One way to throttle your web scraper is by using Python's native threading module to introduce delays between requests. Learn more about our guide on parallel scraping in Python with Concurrency.
While you may not require the threading module, it's worth considering the capabilities of asyncio, particularly its Semaphore feature.
Semaphore is a tool designed to handle asynchronous coroutines, effectively guaranteeing that only a predetermined number of these routines can run simultaneously.
From Static Lists to Queues
Asynchronous web scraping in Python can become even more dynamic by moving from static lists to queues.
While static lists have a predetermined set of URLs or tasks, queues provide a flexible way to deal with dynamic environments where URLs are generated on the fly or the number of tasks is unknown.
A queue allows you to enqueue and dequeue tasks as they become available or are completed. This is particularly valuable when implementing features like request limiting or prioritization.
Check out our guide on Python web crawling for a tutorial on switching to queues.
Making Python Requests Async-friendly
Although Python Requests is not async-friendly, you can perform asynchronous requests using this library.
For this, you'll need Python's threading module
or the concurrent.futures
.
In threading, you need to instantiate a new thread for each URL you want to scrape. Then, start all the threads concurrently, each responsible for performing specific tasks independently.
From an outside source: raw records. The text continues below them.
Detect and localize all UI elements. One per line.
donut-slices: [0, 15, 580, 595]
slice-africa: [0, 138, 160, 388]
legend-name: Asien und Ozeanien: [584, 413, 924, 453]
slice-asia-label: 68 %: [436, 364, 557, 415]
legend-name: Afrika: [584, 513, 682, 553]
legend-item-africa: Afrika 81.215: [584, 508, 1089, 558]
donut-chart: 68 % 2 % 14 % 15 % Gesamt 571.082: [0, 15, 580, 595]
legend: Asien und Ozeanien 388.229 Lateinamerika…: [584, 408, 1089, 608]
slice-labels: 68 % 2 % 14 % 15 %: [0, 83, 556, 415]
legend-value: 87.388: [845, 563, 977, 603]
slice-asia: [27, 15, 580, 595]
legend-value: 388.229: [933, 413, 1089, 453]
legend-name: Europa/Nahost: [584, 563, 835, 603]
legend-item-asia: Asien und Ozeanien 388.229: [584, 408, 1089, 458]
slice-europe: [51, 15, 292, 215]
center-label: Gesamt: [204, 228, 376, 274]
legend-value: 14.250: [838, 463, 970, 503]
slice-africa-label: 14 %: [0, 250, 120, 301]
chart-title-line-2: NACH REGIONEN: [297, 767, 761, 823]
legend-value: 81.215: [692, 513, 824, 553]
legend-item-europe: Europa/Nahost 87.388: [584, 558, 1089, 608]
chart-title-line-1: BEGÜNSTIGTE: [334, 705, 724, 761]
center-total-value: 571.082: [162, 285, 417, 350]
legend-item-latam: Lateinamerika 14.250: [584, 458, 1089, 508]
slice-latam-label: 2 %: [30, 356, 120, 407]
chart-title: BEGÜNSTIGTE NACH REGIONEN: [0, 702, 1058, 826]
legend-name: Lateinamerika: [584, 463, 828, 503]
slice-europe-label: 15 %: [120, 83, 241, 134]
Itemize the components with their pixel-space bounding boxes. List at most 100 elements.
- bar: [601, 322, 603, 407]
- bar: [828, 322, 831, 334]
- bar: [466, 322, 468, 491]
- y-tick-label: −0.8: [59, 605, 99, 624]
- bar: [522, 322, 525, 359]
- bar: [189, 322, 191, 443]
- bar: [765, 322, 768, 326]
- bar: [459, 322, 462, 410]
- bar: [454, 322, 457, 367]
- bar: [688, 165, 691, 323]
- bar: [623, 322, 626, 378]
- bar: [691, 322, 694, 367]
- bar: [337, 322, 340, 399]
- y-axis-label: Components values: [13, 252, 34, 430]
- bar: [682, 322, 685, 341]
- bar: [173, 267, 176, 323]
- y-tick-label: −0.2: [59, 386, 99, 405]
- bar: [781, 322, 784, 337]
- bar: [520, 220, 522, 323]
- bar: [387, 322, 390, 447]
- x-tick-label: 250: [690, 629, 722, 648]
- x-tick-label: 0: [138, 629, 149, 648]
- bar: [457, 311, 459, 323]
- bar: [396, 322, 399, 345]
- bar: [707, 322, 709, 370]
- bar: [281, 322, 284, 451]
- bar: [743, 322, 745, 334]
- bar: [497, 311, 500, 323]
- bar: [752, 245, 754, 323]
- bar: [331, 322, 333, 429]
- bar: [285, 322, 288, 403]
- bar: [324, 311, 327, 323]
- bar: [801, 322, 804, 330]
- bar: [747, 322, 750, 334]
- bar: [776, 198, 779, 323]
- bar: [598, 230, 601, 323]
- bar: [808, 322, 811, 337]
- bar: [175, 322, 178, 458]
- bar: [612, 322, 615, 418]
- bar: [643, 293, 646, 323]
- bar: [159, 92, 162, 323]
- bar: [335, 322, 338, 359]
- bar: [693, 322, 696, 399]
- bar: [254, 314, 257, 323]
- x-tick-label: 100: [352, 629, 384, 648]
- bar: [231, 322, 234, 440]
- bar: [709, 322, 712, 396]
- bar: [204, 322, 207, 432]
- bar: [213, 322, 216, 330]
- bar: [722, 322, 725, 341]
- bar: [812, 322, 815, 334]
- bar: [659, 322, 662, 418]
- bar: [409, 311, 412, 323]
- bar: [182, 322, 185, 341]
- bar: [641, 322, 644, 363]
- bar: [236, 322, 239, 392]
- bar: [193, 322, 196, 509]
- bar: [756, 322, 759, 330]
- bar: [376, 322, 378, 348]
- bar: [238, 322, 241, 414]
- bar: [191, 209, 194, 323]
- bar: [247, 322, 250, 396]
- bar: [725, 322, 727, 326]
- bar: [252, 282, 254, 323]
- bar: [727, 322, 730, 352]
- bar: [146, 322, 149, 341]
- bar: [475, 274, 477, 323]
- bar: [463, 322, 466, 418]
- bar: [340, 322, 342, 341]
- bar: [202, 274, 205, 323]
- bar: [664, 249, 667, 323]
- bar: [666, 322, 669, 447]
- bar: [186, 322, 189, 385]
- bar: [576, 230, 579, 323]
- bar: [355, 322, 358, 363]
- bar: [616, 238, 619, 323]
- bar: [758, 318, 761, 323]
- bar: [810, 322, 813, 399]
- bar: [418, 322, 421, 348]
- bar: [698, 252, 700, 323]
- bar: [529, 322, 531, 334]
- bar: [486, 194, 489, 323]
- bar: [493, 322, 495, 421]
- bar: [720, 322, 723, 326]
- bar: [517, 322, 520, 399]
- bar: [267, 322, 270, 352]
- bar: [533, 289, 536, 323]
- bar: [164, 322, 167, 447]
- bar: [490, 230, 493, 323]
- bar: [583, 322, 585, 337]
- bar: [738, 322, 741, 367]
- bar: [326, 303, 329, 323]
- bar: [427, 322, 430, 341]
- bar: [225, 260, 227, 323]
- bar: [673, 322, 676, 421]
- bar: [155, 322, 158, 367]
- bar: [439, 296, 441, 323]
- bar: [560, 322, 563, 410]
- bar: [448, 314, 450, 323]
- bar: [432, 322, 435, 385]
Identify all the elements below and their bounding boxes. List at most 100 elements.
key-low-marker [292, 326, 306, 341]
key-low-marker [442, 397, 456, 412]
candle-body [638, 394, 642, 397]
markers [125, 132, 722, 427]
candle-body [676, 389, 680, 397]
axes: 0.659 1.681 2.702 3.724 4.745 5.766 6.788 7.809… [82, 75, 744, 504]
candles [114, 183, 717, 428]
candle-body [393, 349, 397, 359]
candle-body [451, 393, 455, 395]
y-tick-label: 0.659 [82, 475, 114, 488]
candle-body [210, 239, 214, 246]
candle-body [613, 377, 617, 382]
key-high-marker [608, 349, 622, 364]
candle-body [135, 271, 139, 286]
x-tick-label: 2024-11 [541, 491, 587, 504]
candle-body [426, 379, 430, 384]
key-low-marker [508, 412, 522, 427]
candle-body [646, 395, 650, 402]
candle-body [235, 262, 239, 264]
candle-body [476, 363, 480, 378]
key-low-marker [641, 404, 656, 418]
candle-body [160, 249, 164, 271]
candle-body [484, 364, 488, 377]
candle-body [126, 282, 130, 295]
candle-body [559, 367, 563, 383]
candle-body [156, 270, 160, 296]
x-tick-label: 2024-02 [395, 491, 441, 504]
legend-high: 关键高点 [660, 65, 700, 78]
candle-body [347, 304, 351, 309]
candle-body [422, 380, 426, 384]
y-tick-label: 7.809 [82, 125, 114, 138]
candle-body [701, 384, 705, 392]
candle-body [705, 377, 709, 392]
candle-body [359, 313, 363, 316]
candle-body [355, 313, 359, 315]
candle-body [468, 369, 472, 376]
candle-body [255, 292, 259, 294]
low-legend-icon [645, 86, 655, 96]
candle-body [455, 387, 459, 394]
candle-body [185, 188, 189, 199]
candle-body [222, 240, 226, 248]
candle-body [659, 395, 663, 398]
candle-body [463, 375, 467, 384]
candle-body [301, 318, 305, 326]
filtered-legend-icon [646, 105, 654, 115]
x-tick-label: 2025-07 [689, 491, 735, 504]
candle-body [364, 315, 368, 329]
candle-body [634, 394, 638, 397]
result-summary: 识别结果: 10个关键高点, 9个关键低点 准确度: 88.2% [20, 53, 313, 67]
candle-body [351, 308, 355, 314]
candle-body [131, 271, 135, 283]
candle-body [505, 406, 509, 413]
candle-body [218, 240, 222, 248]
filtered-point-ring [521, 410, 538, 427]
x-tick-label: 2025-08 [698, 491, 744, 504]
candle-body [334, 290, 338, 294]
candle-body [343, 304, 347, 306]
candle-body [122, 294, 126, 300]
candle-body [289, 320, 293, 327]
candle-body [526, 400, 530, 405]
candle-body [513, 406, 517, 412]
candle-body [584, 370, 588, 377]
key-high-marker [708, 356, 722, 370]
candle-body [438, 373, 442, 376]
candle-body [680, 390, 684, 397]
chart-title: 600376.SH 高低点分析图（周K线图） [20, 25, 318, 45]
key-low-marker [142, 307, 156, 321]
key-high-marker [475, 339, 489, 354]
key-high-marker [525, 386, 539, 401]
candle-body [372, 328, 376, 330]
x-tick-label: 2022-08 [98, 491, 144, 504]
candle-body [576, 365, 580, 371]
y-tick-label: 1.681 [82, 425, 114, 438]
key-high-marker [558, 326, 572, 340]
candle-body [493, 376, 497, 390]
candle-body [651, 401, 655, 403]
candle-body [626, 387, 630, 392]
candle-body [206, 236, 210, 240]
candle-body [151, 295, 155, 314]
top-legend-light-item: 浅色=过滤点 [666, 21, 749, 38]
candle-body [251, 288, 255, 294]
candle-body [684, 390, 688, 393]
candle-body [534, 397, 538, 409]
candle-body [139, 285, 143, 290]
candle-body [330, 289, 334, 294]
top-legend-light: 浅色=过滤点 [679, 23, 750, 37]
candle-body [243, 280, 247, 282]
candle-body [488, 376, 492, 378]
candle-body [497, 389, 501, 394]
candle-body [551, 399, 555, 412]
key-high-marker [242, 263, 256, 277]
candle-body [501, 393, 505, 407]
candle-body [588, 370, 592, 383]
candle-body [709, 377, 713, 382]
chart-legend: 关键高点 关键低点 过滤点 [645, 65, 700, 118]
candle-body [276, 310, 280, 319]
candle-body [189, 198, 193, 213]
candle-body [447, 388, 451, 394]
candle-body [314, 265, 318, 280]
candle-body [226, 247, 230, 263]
However, the Global Interpreter Lock (GIL) can affect the effectiveness of using threads as it prevents multiple threads from executing the same requests at once.
Conclusion
Asynchronous web scraping offers a fast, scalable, and efficient approach to fetching data from the web. However, high-frequency traffic can result in blocks and IP bans. So, remember to throttle your requests.
Yet, getting blocked remains a common web scraping challenge as websites continuously implement new techniques to prevent bot traffic. For tips on overcoming this challenge, refer to our guide on web scraping without getting blocked.
Frequent Questions
What Is the Use of AIOHTTP?
AIOHTTP is used to make asynchronous HTTP requests, particularly in scenarios where you need to perform multiple concurrent requests without blocking the execution of other tasks. This makes it suitable for web scraping, API requests, and any situation involving I/O-bound operations.
What Is the Difference between HTTPX and AIOHTTP?
The difference between HTTPX and AIOHTTP lies in the scope of their libraries. HTTPX is a full-featured HTTP client for both synchronous and asynchronous requests. In contrast, AIOHTTP primarily focuses on asynchronous programming. Also, HTTPX supports the latest HTTP protocol version, HTTP/2, whereas AIOHTTP does not.
What Is the Meaning of Asyncio?
Asyncio is a standard Python library for writing asynchronous code using the async/await syntax. It's primarily used as a foundation for asynchronous frameworks, where tasks can run concurrently without blocking the execution of others. Also, it is built around an event loop, which manages the execution of asynchronous tasks.